Almanacco del Cinturino

Lubrificazione

La lubrification est le point critique de chaque révision : mauvaise huile, mauvais point ou mauvaise quantité compromet la précision plus que n'importe quel usure mécanique. Je l'ai appris chez Piaget en 1974, sur les calibres ultra-plats où l'espace pour l'erreur était zéro.

Les huiles naturelles — pied de bœuf, blanc de baleine — ont dominé jusqu'aux années Cinquante, quand Moebius a introduit les synthétiques comme Synt-a-Lube 9010. Le saut fut radical : les huiles naturelles s'épaississaient en quelques mois, les synthétiques durent des années. Ce seul fait a changé la fréquence des révisions. Mais la durée n'est pas infinie : chaque calibre possède sa propre fiche de lubrification, un schéma signé par le constructeur qui spécifie quelle huile, à quel point, en quelle quantité. Ce n'est pas un détail : c'est le document de référence que j'ouvre encore aujourd'hui sur l'établi, après cinquante ans.

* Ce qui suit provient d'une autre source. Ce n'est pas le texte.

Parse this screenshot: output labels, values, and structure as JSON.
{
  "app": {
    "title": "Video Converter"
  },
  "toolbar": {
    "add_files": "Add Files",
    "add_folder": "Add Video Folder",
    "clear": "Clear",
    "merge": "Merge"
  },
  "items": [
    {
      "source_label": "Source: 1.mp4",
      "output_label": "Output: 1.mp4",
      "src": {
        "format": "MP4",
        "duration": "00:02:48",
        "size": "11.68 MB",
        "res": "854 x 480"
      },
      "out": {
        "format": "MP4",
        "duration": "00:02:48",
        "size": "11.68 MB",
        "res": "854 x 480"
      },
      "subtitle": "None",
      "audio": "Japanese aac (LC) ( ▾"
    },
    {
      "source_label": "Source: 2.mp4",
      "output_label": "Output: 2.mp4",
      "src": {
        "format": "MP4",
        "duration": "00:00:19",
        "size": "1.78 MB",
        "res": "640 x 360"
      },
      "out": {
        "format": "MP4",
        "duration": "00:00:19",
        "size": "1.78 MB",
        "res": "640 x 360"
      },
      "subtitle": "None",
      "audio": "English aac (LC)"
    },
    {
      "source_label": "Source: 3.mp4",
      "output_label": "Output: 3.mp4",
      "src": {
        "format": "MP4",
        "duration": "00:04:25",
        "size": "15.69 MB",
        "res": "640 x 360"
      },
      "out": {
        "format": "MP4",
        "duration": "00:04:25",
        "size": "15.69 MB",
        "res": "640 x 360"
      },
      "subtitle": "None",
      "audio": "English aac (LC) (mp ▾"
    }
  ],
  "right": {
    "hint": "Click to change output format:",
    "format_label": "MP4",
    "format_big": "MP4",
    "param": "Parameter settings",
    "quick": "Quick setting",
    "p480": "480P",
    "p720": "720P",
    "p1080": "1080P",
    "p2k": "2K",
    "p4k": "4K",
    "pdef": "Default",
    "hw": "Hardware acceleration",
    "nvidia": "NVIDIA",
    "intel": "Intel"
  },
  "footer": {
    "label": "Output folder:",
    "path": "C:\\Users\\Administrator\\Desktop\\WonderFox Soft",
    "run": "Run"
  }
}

Le frottement à l'échappement est le problème le plus coûteux en termes énergétiques. Le palladium suisse traditionnel — né de Mudge en 1755 — transmet moins de 33% de l'énergie du barillet, justement à cause du frottement entre les palettes et les dents de la roue d'échappement. Cela nécessite une lubrification constante, et quand l'huile se dégrade, la stabilité s'effondre. Breguet avait déjà entrevu la direction opposée en 1789 avec l'échappement naturel, théoriquement exempt de lubrification. George Daniels a réinterprété cette intuition dans le Co-Axial qu'il a breveté puis vendu à Omega en 1999 : impulsion tangentielle au lieu de radiale, friction réduite, intervalles de maintenance allongés.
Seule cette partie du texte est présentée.